Critical Friends: A professional learning model developed by the National School Reform Faculty where educators commit to questioning and critiquing each other’s work in a supportive, improvement-focused manner.
Problems of Practice: A core concept in modern educational leadership programs where research is applied to solve specific, contextual challenges in a school or district.
About the Guests
Dr. Jason Margolis is a Distinguished Professor and the Program Director for Educational Leadership at St. Bonaventure University. A former New York City high school English teacher, his research focuses on teacher leadership, school change, and complexity theory. Jason describes his teaching philosophy as the "ancient art of paying attention," and he brings a critical, human-centered lens to the adoption of new technologies. He is the author of numerous articles on teacher development.

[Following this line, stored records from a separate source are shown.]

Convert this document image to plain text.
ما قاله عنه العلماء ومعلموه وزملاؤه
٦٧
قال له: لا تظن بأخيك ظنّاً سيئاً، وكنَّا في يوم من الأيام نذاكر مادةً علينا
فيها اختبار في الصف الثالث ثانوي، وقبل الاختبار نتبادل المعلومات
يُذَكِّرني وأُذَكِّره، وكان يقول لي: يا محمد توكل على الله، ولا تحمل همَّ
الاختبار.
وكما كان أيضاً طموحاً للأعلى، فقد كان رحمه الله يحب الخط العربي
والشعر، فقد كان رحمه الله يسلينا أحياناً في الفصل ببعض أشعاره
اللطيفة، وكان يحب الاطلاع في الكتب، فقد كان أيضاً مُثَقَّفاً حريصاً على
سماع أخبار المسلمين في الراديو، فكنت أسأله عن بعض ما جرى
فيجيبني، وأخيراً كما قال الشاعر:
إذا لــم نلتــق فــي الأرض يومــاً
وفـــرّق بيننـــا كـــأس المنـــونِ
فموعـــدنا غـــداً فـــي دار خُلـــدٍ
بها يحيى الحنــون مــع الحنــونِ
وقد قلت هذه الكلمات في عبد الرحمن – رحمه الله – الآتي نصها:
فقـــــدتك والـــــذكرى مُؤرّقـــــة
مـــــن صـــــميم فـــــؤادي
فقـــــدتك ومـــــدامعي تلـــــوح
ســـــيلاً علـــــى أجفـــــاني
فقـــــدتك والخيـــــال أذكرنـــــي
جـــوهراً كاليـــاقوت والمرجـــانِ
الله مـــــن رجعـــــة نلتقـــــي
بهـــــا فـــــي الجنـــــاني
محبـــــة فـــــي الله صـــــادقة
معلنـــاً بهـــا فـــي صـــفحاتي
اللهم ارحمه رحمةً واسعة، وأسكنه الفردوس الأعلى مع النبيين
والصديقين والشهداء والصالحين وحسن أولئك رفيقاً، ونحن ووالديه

Dr. Nicole Schilling is a Professor of Educational Leadership at St. Bonaventure University. With a background as a teacher in Columbus City Schools and an educational consultant for the Ohio Department of Education, Nicole specializes in the superintendency, school business officials, and online teaching and learning. She is a Quality Matters Master Reviewer and a dedicated "social constructivist" who believes in using technology to help students solve authentic problems of practice. Her recent work includes research on superintendent resilience and editing the upcoming book, Problems of Practice: Case Studies of the Superintendency.